CAPRIMSA nació en 2017 para dar voz a los proveedores mineros que no se sentían representados frente a las grandes operadoras. Hoy nuclea a casi 400 empresas y se prepara para los proyectos de gran escala que vienen.
La Cámara de Proveedores Mineros de San Juan (CAPRIMSA) surgió como respuesta a una necesidad concreta de pequeñas, medianas y grandes empresas vinculadas a la actividad minera: contar con una herramienta propia que las representara ante las grandes operadoras y contratistas.
"Si la minería se desarrolla en San Juan, el empresario sanjuanino y nacional tiene que tener la posibilidad real de participar", marcó Fernando Godoy, dirigente de la entidad, como premisa fundacional.
Los cinco ejes que marcaron el rumbo
Desde sus inicios, la Cámara estructuró sus objetivos en cinco pilares: defender al proveedor minero local garantizando su acceso a oportunidades reales; generar empleo genuino y dinamismo económico en las comunidades; representar al sector como interlocutor válido; fomentar el asociativismo para articular capacidades de empresas de distintas escalas; e impulsar el "compre local" como motor para retener el valor generado en San Juan.

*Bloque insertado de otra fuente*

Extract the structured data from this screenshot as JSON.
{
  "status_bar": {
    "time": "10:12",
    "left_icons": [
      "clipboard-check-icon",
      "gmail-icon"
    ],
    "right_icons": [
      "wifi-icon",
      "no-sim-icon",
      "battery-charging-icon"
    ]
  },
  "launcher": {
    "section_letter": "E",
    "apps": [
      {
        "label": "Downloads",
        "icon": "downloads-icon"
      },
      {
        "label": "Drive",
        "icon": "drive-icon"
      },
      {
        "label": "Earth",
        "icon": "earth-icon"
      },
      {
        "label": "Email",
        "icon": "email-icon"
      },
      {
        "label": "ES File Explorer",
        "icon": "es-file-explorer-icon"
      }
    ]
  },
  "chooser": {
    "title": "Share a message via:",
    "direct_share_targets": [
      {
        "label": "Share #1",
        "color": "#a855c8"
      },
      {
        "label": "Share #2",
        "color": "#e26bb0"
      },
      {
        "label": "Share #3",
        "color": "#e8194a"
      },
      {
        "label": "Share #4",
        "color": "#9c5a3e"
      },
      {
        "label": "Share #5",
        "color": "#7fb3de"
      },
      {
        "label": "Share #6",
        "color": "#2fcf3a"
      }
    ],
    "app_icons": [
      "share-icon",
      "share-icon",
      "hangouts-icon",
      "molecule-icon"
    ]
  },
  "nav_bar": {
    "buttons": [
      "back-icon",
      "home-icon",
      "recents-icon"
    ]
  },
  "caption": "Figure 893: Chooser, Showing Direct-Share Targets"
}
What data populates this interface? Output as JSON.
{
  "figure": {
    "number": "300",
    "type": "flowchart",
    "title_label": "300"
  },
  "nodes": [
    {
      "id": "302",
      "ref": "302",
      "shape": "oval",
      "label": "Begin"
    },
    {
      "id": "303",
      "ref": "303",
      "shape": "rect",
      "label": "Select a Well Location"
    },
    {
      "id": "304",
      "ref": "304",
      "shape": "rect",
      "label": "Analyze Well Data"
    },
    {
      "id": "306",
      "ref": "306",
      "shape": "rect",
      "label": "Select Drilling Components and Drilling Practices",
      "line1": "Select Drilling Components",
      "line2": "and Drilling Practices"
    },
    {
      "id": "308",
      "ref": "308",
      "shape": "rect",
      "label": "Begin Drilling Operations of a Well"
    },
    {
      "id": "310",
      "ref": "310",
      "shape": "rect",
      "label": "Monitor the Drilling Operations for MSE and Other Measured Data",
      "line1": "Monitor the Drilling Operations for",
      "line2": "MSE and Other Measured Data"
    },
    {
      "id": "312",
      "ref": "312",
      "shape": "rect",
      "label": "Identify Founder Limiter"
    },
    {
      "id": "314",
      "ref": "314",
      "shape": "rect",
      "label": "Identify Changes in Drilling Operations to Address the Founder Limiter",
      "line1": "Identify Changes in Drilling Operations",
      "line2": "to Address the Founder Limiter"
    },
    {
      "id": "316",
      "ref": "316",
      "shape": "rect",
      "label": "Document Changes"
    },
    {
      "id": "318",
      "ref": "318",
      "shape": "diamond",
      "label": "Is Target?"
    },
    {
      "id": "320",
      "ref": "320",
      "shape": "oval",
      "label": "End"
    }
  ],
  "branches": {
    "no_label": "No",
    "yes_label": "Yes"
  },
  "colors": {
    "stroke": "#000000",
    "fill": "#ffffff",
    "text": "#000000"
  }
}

Con el tiempo, CAPRIMSA pasó de ser un ámbito de reclamo a convertirse en una red empresarial generadora de oportunidades. Hoy agrupa a casi 400 empresas de rubros diversos como construcción, logística, perforación, metalmecánica, salud y tecnología, entre otros.
Proyección nacional e internacional
El crecimiento de la Cámara trajo hitos clave: su proyección nacional e internacional, la participación activa en la creación de CaFeProMi (Cámara Federal de Proveedores Mineros), la integración de la mesa nacional de CAME y la creación de lazos con actores de Chile.
Godoy subrayó que el asociativismo no busca eliminar la competencia entre socios. La visión central consiste en brindar una plataforma colectiva para defender temas estratégicos comunes, como el Compre sanjuanino y el empleo local, la transparencia en licitaciones, el acceso a financiamiento y la capacitación e infraestructura. Las empresas conservan su independencia, estrategias y clientes, pero colaboran institucionalmente para potenciar al sector en su conjunto.
El desafío de la gran minería
Frente a proyectos de gran escala como Vicuña, Los Azules y El Pachón, el rol de CAPRIMSA evoluciona hacia una plataforma que destaca la cadena de valor. La próxima etapa exige profesionalización y certificaciones en estándares internacionales, financiamiento y asociativismo (UTE y consorcios), innovación tecnológica y articulación académica mediante convenios con la UNSJ.
"CAPRIMSA nació porque había empresas sanjuaninas que necesitaban ser escuchadas. Creció porque entendieron que juntas tenían más fuerza. Hoy nuestro desafío es demostrar que San Juan tiene recursos, profesionales y proveedores capaces de acompañar la minería que viene", sostuvo Godoy.